The Restoration of Charles II brought the re-establishment of Anglicanism and the return of the bishops, but rather than a return to the national church of Archbishop Laud, historians consider the settlement of 1662 marked an understanding that there was no going back to 1640. Instead there appears to have been an acceptance, at least initially, of the need for at least some sort of compromise in an attempt to provide parochial worship that could be accepted by most people. For even though the revised Book of Common Prayer was reinstated, to the annoyance of many Puritans, at first there seems to have been a willingness to live and let live by the authorities. Of course, for some dissenters such compromises were impossible and a significant number of parish clergy from the Cromwellian period were deprived of their livings for failing to conform. Until 1674 some of these men aided dissenters to worship collectively in secret, as only thereafter were such dissenting congregations able to meet openly. At the other end of the religious spectrum there were still Roman Catholics, but in Kent such recusants were predominantly members of the county gentry and their tenants.

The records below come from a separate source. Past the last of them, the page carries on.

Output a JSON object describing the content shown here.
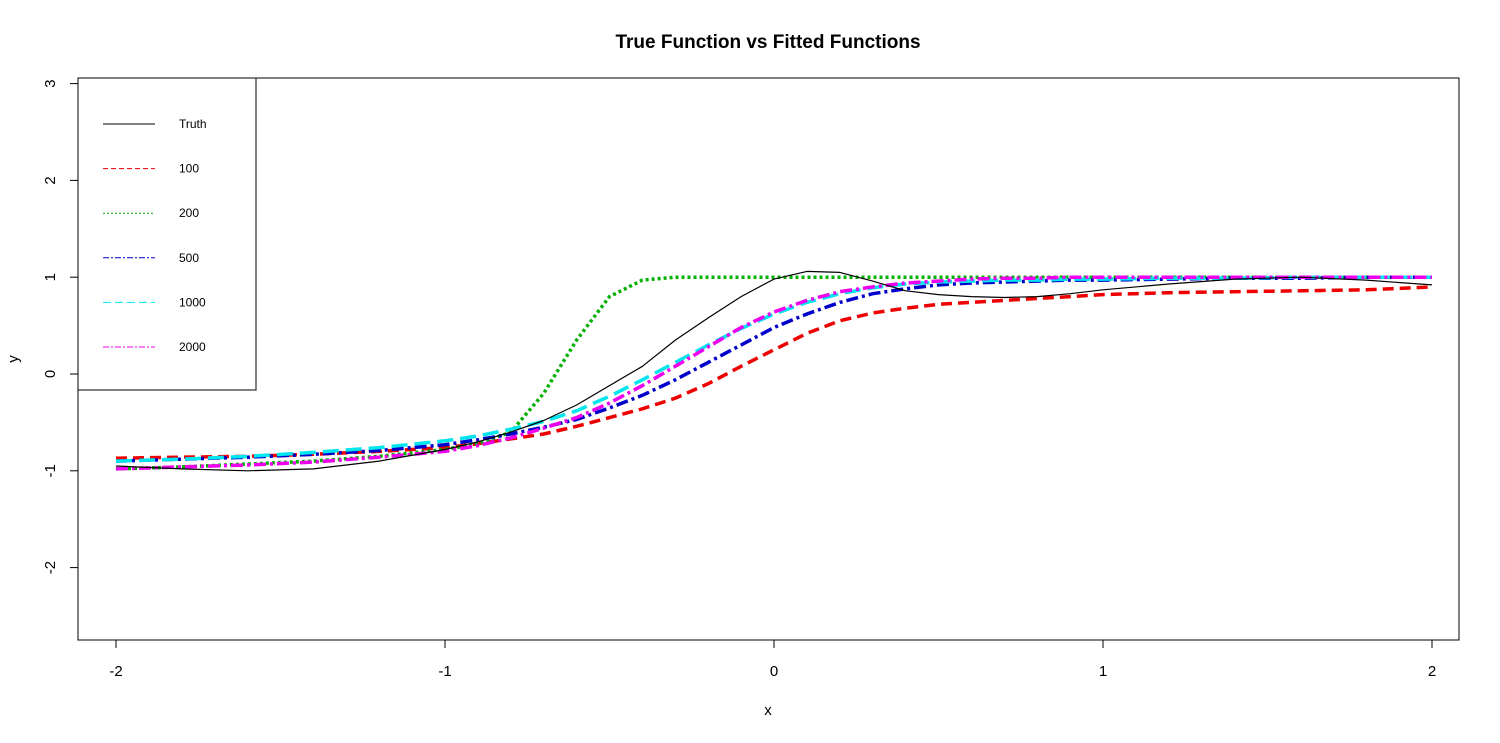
{
  "chart_data": {
    "type": "line",
    "title": "True Function vs Fitted Functions",
    "xlabel": "x",
    "ylabel": "y",
    "xlim": [
      -2,
      2
    ],
    "ylim": [
      -2.7,
      3.05
    ],
    "x_ticks": [
      -2,
      -1,
      0,
      1,
      2
    ],
    "x_tick_labels": [
      "-2",
      "-1",
      "0",
      "1",
      "2"
    ],
    "y_ticks": [
      -2,
      -1,
      0,
      1,
      2,
      3
    ],
    "y_tick_labels": [
      "-2",
      "-1",
      "0",
      "1",
      "2",
      "3"
    ],
    "grid": false,
    "legend_position": "top-left",
    "x": [
      -2.0,
      -1.8,
      -1.6,
      -1.4,
      -1.2,
      -1.0,
      -0.9,
      -0.8,
      -0.7,
      -0.6,
      -0.5,
      -0.4,
      -0.3,
      -0.2,
      -0.1,
      0.0,
      0.1,
      0.2,
      0.3,
      0.4,
      0.5,
      0.6,
      0.7,
      0.8,
      0.9,
      1.0,
      1.2,
      1.4,
      1.6,
      1.8,
      2.0
    ],
    "series": [
      {
        "name": "Truth",
        "color": "#000000",
        "dash": "",
        "width": 1.2,
        "values": [
          -0.95,
          -0.98,
          -1.0,
          -0.98,
          -0.9,
          -0.78,
          -0.7,
          -0.6,
          -0.48,
          -0.32,
          -0.12,
          0.08,
          0.35,
          0.58,
          0.8,
          0.98,
          1.06,
          1.05,
          0.96,
          0.86,
          0.82,
          0.8,
          0.79,
          0.8,
          0.83,
          0.87,
          0.93,
          0.98,
          1.0,
          0.97,
          0.92
        ]
      },
      {
        "name": "100",
        "color": "#ee0000",
        "dash": "11,6",
        "width": 3.5,
        "values": [
          -0.87,
          -0.86,
          -0.85,
          -0.83,
          -0.8,
          -0.76,
          -0.72,
          -0.67,
          -0.62,
          -0.54,
          -0.45,
          -0.36,
          -0.25,
          -0.1,
          0.08,
          0.25,
          0.42,
          0.55,
          0.63,
          0.68,
          0.72,
          0.74,
          0.76,
          0.78,
          0.8,
          0.82,
          0.84,
          0.85,
          0.86,
          0.87,
          0.9
        ]
      },
      {
        "name": "200",
        "color": "#00b000",
        "dash": "3,3",
        "width": 3.5,
        "values": [
          -0.98,
          -0.96,
          -0.93,
          -0.9,
          -0.85,
          -0.78,
          -0.72,
          -0.6,
          -0.2,
          0.35,
          0.8,
          0.97,
          1.0,
          1.0,
          1.0,
          1.0,
          1.0,
          1.0,
          1.0,
          1.0,
          1.0,
          1.0,
          1.0,
          1.0,
          1.0,
          1.0,
          1.0,
          1.0,
          1.0,
          1.0,
          1.0
        ]
      },
      {
        "name": "500",
        "color": "#0000cc",
        "dash": "12,4,3,4",
        "width": 3.5,
        "values": [
          -0.9,
          -0.88,
          -0.86,
          -0.83,
          -0.79,
          -0.73,
          -0.68,
          -0.62,
          -0.55,
          -0.47,
          -0.35,
          -0.22,
          -0.06,
          0.12,
          0.3,
          0.48,
          0.62,
          0.74,
          0.83,
          0.88,
          0.92,
          0.94,
          0.95,
          0.96,
          0.97,
          0.97,
          0.98,
          0.99,
          0.99,
          1.0,
          1.0
        ]
      },
      {
        "name": "1000",
        "color": "#00e5ee",
        "dash": "16,7",
        "width": 3.5,
        "values": [
          -0.9,
          -0.88,
          -0.85,
          -0.81,
          -0.76,
          -0.69,
          -0.64,
          -0.57,
          -0.49,
          -0.38,
          -0.23,
          -0.06,
          0.12,
          0.3,
          0.47,
          0.62,
          0.74,
          0.83,
          0.89,
          0.93,
          0.95,
          0.96,
          0.97,
          0.97,
          0.98,
          0.98,
          0.99,
          0.99,
          1.0,
          1.0,
          1.0
        ]
      },
      {
        "name": "2000",
        "color": "#ee00ee",
        "dash": "12,4,3,4",
        "width": 3.5,
        "values": [
          -0.98,
          -0.96,
          -0.94,
          -0.91,
          -0.86,
          -0.8,
          -0.74,
          -0.66,
          -0.56,
          -0.45,
          -0.3,
          -0.12,
          0.08,
          0.28,
          0.48,
          0.64,
          0.76,
          0.85,
          0.9,
          0.94,
          0.96,
          0.98,
          0.99,
          0.99,
          1.0,
          1.0,
          1.0,
          1.0,
          1.0,
          1.0,
          1.0
        ]
      }
    ]
  }
}
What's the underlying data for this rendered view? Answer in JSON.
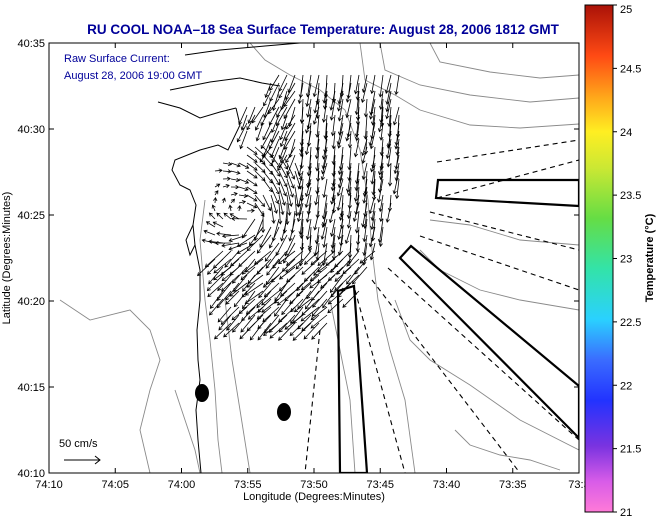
{
  "chart_data": {
    "type": "vector-field",
    "title": "RU COOL  NOAA–18  Sea Surface Temperature:  August 28, 2006 1812 GMT",
    "xlabel": "Longitude (Degrees:Minutes)",
    "ylabel": "Latitude (Degrees:Minutes)",
    "x_axis": {
      "range_minutes_west": [
        10,
        33
      ],
      "ticks": [
        {
          "value": 10,
          "label": "74:10"
        },
        {
          "value": 5,
          "label": "74:05"
        },
        {
          "value": 0,
          "label": "74:00"
        },
        {
          "value": -5,
          "label": "73:55"
        },
        {
          "value": -10,
          "label": "73:50"
        },
        {
          "value": -15,
          "label": "73:45"
        },
        {
          "value": -20,
          "label": "73:40"
        },
        {
          "value": -25,
          "label": "73:35"
        },
        {
          "value": -30,
          "label": "73:3"
        }
      ]
    },
    "y_axis": {
      "ticks": [
        {
          "value": 35,
          "label": "40:35"
        },
        {
          "value": 30,
          "label": "40:30"
        },
        {
          "value": 25,
          "label": "40:25"
        },
        {
          "value": 20,
          "label": "40:20"
        },
        {
          "value": 15,
          "label": "40:15"
        },
        {
          "value": 10,
          "label": "40:10"
        }
      ]
    },
    "annotation": {
      "line1": "Raw Surface Current:",
      "line2": "August 28, 2006 19:00 GMT"
    },
    "scale_label": "50 cm/s",
    "colorbar": {
      "label": "Temperature (°C)",
      "range": [
        21,
        25
      ],
      "ticks": [
        "25",
        "24.5",
        "24",
        "23.5",
        "23",
        "22.5",
        "22",
        "21.5",
        "21"
      ]
    },
    "grid": false,
    "colors": {
      "title": "#000099",
      "annotation": "#000099",
      "axis": "#000000",
      "contour": "#888888",
      "vector": "#000000"
    }
  }
}
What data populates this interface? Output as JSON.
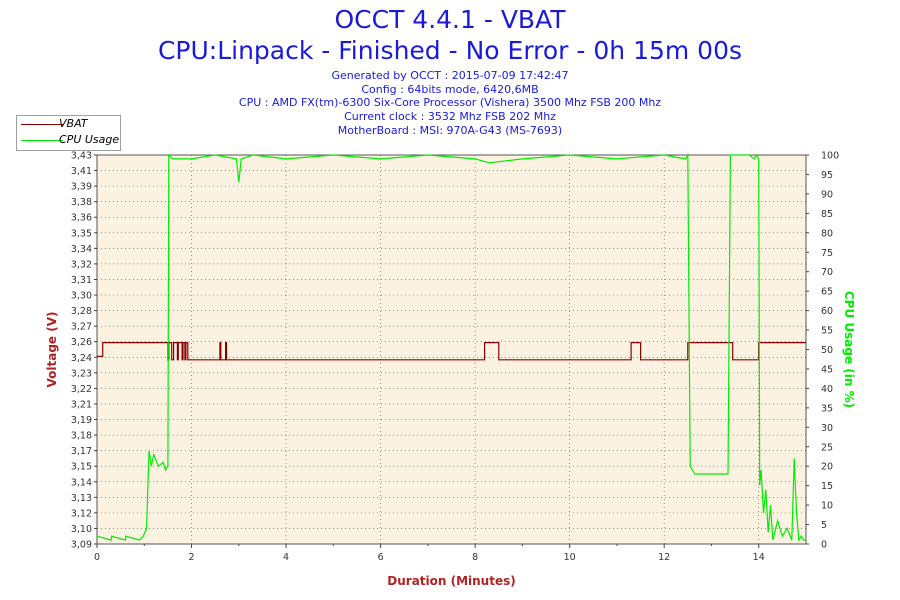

Religious belief and how this should be expressed through organised worship continued to be hot topics for contemporaries, albeit the bitter disputes of the 1640s and 1650s had been largely left behind by most, or forced underground by the repressive laws against dissent of the Clarendon Code. And it is this restored church at the level of the parish within the context of the religious settlements of the late seventeenth century that will be explored by participants of the study day in Tunbridge Wells. Moreover it is especially fitting that it will take place at one of the very few churches dedicated to King Charles the Martyr, thereby adding a further intriguing element to the day’s programme.
Following the successful format employed at previous study days, in the morning participants will be treated to a number of illustrated lectures that will introduce the locality and provide a contextual framework for the study of the Restoration Church and Parish. The speakers will be Dr Philip Whitbourn, the author of several works on the church and the town, who will introduce late seventeenth-century Tunbridge Wells; Rebecca Warren, who is nearing completion of her doctoral study of the Cromwellian Church and its ministers at the University of Kent. She will provide an assessment of the Anglican Church from the Civil War period to the Act of Toleration (1689). She will be followed by Dr Matthew Reynolds, an ecclesiastical historian, who will consider perceptions of Charles as martyr in late seventeenth-century England.
Following lunch provided within the price of the ticket, the focus for the afternoon will turn to the parish church of King Charles the Martyr. Participants will be split into groups (by ticket colour) and explore either the church building or church documents, under the guidance of members of the churches committee and parish. Again, as previously, it is hoped to have original documents at the church (under the care of a qualified archivist and churches committee member), as well as copies of contemporary documents for participants to study. After a tea break the groups will swop over so that all can investigate both the building and documents, and the day will close following a final short period of discussion.